BPTES is a potent and selective kidney-type glutaminase (GLS) inhibitor [1], with a Ki value of approx. 3 μM [2].

Glutaminase hydrolyzes glutamine into ammonia and glutamate. In mammalian tissues, two glutaminase isoforms derived from structurally related but distinct genes, are expressed. GLS is widely distributed in extra-hepatic tissues. Liver-type glutaminase (GLS2) is primarily found in adult liver. GLS is critical in glutaminolysis for many proliferating cells, especially malignant cells with rapid growth [1].

Cell lines with mutations in isocitrate dehydrogenase 1 and 2 (IDH1/2) were used. In all IDH1-mutant AML cells, compared with DMSO, exposure to 20 µmol/L BPTES reduced the cell growth by approximately 50% on day 4. 20 µmol/L BPTES was not significantly different from 40 µmol/L BPTES in the reduction effect. Treatment without drug was not significantly different from treatment with DMSO in the growth of cells. BPTES did not significantly affect the cell growth of wild type AML cells [3]. In tumor cells, BPTES inhibited the conversion of glutamine into glutamate [4].
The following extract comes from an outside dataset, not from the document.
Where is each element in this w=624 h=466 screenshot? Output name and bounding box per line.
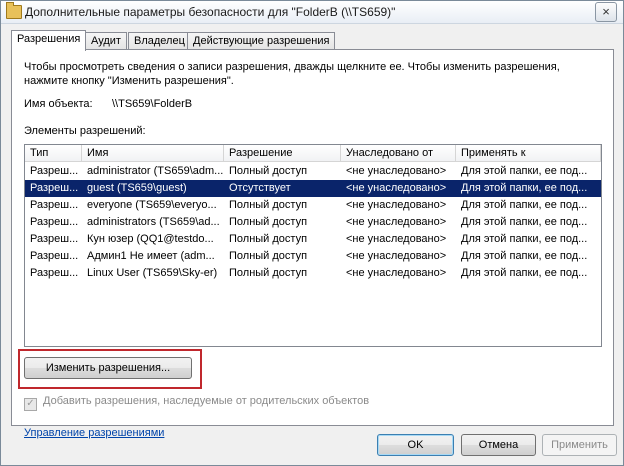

Glutamate is a substrate of GPT in the transamination of pyruvate to alanine. Compared with controls, BPTES treatment reduced the pyruvate-to-alanine conversion in animals. In replicated experiments, BPTES significantly reduce the alanine-to-pyruvate (Ala/Pyr) flux ratio [4].

References:
[1].  Shukla K, Ferraris DV, Thomas AG, et al. Design, synthesis, and pharmacological evaluation of bis-2-(5-phenylacetamido-1, 2, 4-thiadiazol-2-yl) ethyl sulfide 3 (BPTES) analogs as glutaminase inhibitors. Journal of medicinal chemistry, 2012, 55(23): 10551-10563.
[2].  Robinson MM, Mcbryant SJ, Tsukamoto T, et al. Novel mechanism of inhibition of rat kidney-type glutaminase by bis-2-(5-phenylacetamido-1, 2, 4-thiadiazol-2-yl) ethyl sulfide (BPTES). Biochemical Journal, 2007, 406(3): 407-414.
[3].  Emadi A, Jun SA, Tsukamoto T, et al. Inhibition of glutaminase selectively suppresses the growth of primary acute myeloid leukemia cells with IDH mutations. Experimental hematology, 2014, 42(4): 247-251.
[4].  Dutta P, Le A, Vander Jagt DL, et al. Evaluation of LDH-A and glutaminase inhibition in vivo by hyperpolarized 13C-pyruvate magnetic resonance spectroscopy of tumors. Cancer research, 2013, 73(14): 4190-4195.